From Bona Fide Tool to Bane

No, we’re not talking about Batman’s nemesis here, but something quite as menacing: Advanced Installer, a trustworthy Windows tool created for making software packages, has been playing the villain since at least November 2021. And it’s not planning a heist; rather, it’s been co-opted by nefarious actors to bundle malware with authentic software installers. Imagine this like mixing pop rocks with spinach smoothies, with the malware being the unwelcome surprise… only much, much worse.

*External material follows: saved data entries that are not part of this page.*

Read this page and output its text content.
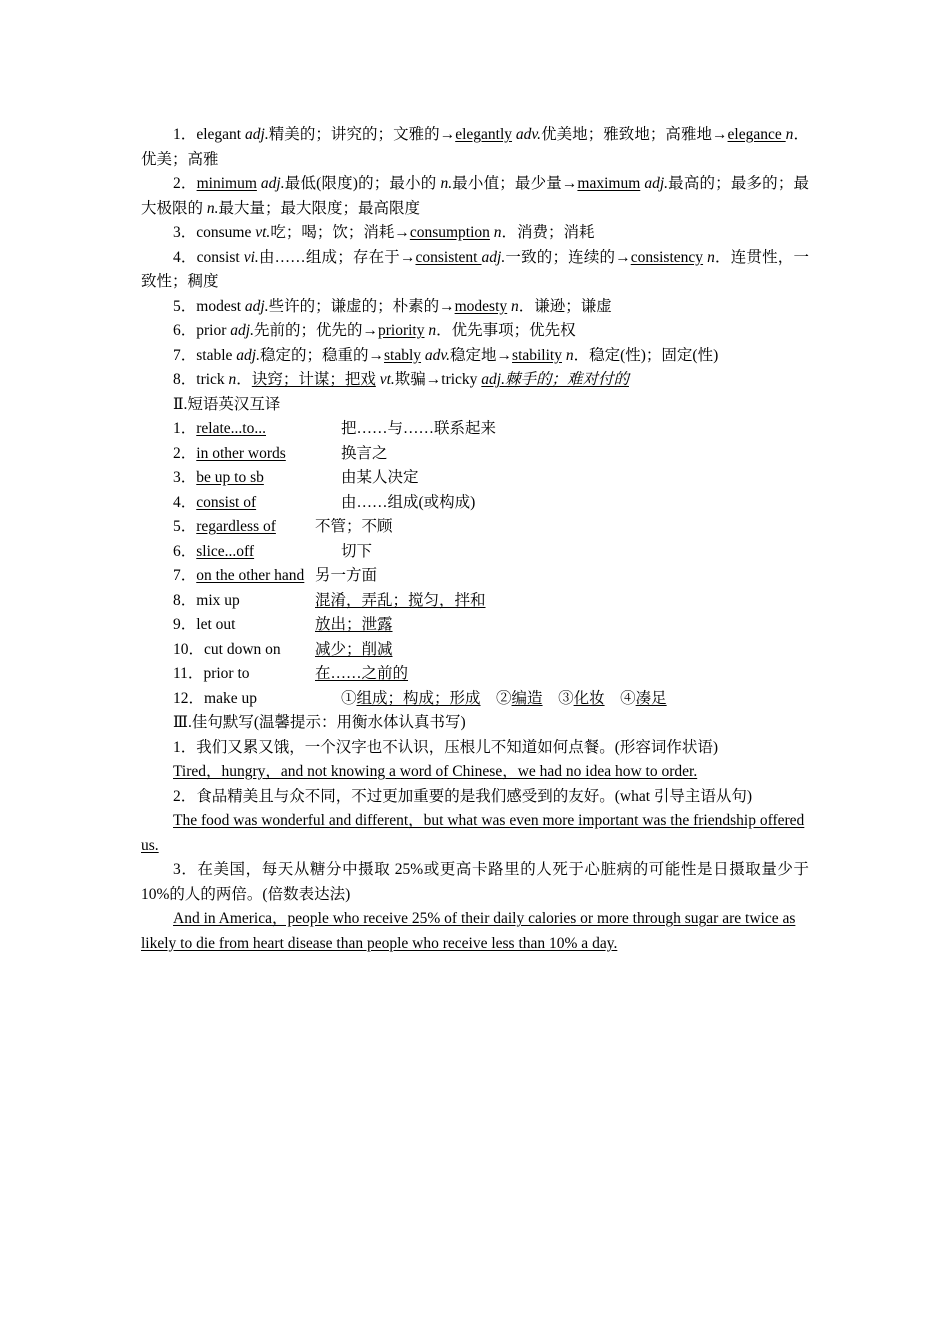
1．elegant adj.精美的；讲究的；文雅的→elegantly adv.优美地；雅致地；高雅地→elegance n．优美；高雅

2．minimum adj.最低(限度)的；最小的 n.最小值；最少量→maximum adj.最高的；最多的；最大极限的 n.最大量；最大限度；最高限度

3．consume vt.吃；喝；饮；消耗→consumption n．消费；消耗

4．consist vi.由……组成；存在于→consistent adj.一致的；连续的→consistency n．连贯性，一致性；稠度

5．modest adj.些许的；谦虚的；朴素的→modesty n．谦逊；谦虚

6．prior adj.先前的；优先的→priority n．优先事项；优先权

7．stable adj.稳定的；稳重的→stably adv.稳定地→stability n．稳定(性)；固定(性)

8．trick n．诀窍；计谋；把戏 vt.欺骗→tricky adj.棘手的；难对付的

Ⅱ.短语英汉互译

1．relate...to...	把……与……联系起来
2．in other words	换言之
3．be up to sb	由某人决定
4．consist of	由……组成(或构成)
5．regardless of	不管；不顾
6．slice...off	切下
7．on the other hand 另一方面
8．mix up	混淆，弄乱；搅匀，拌和
9．let out	放出；泄露
10．cut down on	减少；削减
11．prior to	在……之前的
12．make up	①组成；构成；形成　②编造　③化妆　④凑足

Ⅲ.佳句默写(温馨提示：用衡水体认真书写)

1．我们又累又饿，一个汉字也不认识，压根儿不知道如何点餐。(形容词作状语)

Tired，hungry，and not knowing a word of Chinese，we had no idea how to order.

2．食品精美且与众不同，不过更加重要的是我们感受到的友好。(what 引导主语从句)

The food was wonderful and different，but what was even more important was the friendship offered us.

3．在美国，每天从糖分中摄取 25%或更高卡路里的人死于心脏病的可能性是日摄取量少于 10%的人的两倍。(倍数表达法)

And in America，people who receive 25% of their daily calories or more through sugar are twice as likely to die from heart disease than people who receive less than 10% a day.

A Creative Blend of Legitimate and Malicious

Talk about a dubious cocktail served with a nefarious twist. Threat actors have been playing bartender, mixing in malicious scripts with popular software installers such as Adobe Illustrator, Autodesk 3ds Max, and SketchUp Pro. But instead of a cheeky hangover, users find themselves hosting an uninvited guest – a cryptocurrency-mining malware. Now, that’s a party crasher with a bad taste.

In Summary

In what seems to be straight from a tech-themed episode of “Twilight Zone,” the respectable Windows tool, Advanced Installer, has been wielded inappropriately since November 2021. Cyber threat actors have been using the tool to craft a harmful blend of legit and malicious, packaging crypto-mining malware with well-known software installers such as Adobe Illustrator, Autodesk 3ds Max, and SketchUp Pro.
So, the next time you’re downloading updates for these popular software, remember to be on the lookout for potential party crashers. After all, no one likes unexpected mining operations happening in their backyard (or in this case, their computer).